Le déconfinement

Serait-il possible de ne pas trop se presser pour remettre le Québec dans l’état où il se trouvait avant l’arrivée de la pandémie qui a bouleversé et tué des milliers d’hommes et de femmes avant que les Québécois décident sous la gouverne de François Legault de ralentir la marche funèbre à laquelle nous avons été conviés depuis presque quatre mois?

Au sud de notre frontière, sous la tutelle de Trump, pour favoriser les succès économiques, c’est avec passion que le pays autrefois si puissant a déconfiné l’ensemble de son territoire.

Résultat : des dizaines de milliers de morts, et ce n’est pas terminé. 

Nous nous trouvons devant un adversaire plus fort que nous.
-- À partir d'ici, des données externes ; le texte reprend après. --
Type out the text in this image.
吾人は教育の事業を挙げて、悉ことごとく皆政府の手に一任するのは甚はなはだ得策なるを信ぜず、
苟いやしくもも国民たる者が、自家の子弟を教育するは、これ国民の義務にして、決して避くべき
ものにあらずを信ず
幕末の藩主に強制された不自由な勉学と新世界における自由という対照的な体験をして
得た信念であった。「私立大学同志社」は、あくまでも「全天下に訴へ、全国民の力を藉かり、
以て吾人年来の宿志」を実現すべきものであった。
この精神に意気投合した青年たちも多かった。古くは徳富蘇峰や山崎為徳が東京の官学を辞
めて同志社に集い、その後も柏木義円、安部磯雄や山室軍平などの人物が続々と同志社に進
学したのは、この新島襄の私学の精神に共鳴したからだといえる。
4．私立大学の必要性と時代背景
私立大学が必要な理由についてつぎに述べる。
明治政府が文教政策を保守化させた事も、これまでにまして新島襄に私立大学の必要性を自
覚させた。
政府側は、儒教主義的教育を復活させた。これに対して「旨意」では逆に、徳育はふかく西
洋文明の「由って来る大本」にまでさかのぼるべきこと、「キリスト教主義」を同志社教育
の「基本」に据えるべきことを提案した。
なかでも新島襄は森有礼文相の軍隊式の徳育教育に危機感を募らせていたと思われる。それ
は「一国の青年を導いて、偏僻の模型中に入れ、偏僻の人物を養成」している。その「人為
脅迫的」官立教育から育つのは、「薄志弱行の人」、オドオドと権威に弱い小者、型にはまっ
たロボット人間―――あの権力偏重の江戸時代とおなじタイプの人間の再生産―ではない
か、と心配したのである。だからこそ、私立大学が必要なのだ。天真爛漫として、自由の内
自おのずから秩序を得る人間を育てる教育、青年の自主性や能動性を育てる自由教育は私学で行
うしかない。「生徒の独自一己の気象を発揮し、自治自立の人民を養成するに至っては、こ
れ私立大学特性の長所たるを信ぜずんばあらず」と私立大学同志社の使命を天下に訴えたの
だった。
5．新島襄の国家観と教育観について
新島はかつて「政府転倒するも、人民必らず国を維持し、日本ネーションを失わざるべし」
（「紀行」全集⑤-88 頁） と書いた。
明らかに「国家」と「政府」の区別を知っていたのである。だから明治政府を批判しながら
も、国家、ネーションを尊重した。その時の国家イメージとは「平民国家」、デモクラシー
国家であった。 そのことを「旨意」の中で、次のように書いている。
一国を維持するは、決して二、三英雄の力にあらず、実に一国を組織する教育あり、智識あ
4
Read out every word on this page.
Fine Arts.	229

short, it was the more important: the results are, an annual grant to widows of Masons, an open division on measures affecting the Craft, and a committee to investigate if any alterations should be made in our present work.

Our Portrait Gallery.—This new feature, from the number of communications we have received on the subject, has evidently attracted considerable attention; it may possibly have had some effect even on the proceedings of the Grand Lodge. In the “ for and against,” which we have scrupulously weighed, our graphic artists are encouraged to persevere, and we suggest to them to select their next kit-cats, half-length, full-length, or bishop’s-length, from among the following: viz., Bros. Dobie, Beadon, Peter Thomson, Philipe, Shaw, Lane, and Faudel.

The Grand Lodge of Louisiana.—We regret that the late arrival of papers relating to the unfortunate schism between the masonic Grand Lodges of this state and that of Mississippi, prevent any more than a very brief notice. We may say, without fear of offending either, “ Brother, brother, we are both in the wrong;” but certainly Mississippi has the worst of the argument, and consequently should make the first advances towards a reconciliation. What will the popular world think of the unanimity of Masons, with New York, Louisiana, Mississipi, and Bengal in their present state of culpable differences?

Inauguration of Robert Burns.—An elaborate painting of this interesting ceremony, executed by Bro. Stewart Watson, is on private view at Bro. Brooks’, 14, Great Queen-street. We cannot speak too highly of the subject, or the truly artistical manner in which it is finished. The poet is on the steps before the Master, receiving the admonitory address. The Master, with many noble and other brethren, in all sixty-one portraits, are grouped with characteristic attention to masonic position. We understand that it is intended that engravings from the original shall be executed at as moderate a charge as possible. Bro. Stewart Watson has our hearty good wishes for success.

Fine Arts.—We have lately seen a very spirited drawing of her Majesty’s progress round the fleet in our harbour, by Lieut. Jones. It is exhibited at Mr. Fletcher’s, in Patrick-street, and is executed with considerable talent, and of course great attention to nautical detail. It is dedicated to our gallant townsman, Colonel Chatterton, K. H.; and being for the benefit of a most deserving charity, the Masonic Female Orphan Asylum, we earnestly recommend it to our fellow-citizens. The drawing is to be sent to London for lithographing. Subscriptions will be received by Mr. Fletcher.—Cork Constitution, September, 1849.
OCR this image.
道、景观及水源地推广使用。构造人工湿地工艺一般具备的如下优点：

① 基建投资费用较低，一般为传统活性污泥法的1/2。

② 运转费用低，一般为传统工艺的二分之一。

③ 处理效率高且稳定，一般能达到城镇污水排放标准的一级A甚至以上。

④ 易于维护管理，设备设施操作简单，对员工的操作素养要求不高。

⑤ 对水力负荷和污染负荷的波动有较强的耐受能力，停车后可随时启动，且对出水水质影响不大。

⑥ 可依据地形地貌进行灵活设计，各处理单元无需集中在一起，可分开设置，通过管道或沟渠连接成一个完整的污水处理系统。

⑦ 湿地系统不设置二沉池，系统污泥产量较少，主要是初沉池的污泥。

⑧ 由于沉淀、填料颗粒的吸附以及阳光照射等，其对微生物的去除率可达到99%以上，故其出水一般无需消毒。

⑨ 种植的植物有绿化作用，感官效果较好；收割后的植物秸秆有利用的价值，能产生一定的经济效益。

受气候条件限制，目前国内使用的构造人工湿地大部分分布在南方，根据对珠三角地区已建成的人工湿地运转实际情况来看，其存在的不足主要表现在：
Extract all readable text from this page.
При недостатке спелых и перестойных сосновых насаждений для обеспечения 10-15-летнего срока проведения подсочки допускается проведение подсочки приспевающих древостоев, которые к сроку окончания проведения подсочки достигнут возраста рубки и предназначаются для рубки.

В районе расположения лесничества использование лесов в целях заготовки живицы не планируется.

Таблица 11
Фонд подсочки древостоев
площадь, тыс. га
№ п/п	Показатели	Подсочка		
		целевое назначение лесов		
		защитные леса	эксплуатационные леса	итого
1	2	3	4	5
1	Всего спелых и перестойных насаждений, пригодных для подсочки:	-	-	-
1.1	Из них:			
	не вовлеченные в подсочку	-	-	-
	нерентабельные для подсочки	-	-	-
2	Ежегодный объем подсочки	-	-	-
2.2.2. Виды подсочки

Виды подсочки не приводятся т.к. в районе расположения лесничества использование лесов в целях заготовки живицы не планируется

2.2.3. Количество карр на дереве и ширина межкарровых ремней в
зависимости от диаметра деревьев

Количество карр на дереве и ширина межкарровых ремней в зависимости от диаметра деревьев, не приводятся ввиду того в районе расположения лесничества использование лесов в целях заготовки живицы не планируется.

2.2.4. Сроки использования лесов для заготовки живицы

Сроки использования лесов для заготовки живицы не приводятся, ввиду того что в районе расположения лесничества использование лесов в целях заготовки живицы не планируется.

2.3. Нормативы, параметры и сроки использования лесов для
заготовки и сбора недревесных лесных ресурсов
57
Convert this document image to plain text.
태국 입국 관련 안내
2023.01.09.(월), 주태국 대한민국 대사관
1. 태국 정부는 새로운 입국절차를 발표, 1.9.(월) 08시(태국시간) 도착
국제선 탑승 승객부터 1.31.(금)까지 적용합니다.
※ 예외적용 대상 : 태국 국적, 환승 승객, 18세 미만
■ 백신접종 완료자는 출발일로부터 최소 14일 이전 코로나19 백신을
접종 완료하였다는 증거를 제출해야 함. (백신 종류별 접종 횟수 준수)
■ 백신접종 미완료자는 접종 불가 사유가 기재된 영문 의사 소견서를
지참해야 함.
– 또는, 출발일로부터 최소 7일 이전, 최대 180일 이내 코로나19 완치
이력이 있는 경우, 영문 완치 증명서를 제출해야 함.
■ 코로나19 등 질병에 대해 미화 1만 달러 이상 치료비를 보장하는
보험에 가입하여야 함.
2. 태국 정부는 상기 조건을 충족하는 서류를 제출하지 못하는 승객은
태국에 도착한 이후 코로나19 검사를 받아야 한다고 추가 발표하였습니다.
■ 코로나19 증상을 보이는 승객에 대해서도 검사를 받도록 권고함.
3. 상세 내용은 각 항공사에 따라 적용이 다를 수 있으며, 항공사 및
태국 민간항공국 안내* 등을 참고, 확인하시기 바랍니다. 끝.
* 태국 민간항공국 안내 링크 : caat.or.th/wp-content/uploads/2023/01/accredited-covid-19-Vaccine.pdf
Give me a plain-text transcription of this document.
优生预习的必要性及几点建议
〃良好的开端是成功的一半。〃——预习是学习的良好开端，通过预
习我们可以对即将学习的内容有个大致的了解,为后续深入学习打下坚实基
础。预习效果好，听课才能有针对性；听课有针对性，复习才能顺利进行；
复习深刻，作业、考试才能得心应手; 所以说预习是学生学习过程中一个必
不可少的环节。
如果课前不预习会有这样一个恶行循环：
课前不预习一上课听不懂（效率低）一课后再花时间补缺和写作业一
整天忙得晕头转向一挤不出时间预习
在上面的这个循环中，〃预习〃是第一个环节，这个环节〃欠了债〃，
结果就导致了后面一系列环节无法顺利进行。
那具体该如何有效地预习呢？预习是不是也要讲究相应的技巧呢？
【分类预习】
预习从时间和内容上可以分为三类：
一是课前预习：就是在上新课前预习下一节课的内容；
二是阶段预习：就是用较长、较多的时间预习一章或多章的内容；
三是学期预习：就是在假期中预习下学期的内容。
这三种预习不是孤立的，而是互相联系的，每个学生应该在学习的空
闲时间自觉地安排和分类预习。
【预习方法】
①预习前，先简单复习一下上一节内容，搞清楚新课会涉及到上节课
La nature prend sa revanche et pas à peu près. Voilà des siècles que nous la poussons dans ses retranchements. Il va de soi qu’elle se défende et se venge. 

Si nous rouvrons la machine à sous trop rapidement et sur les mêmes bases qu’auparavant, il est normal que nous nous frappions de nouveau à un mur. Il n’y a rien de mystique ou de très compliqué à comprendre dans cette équation. Ralentissons notre mode de vie, respirons par le nez. Cessons de courir à notre perte. De combien de voitures, maisons, chaque individu a-t-il besoin pour être heureux? Quel est le prix du bonheur? Quand trop sera-t-il assez? Je ne suggère pas le dénuement total. Je suis de ceux qui pensent que nous les humains sommes à détruire la seule Terre que nous ayons.

Cette pandémie qui nous tombe dessus est un avertissement. Nous devrions le prendre au sérieux.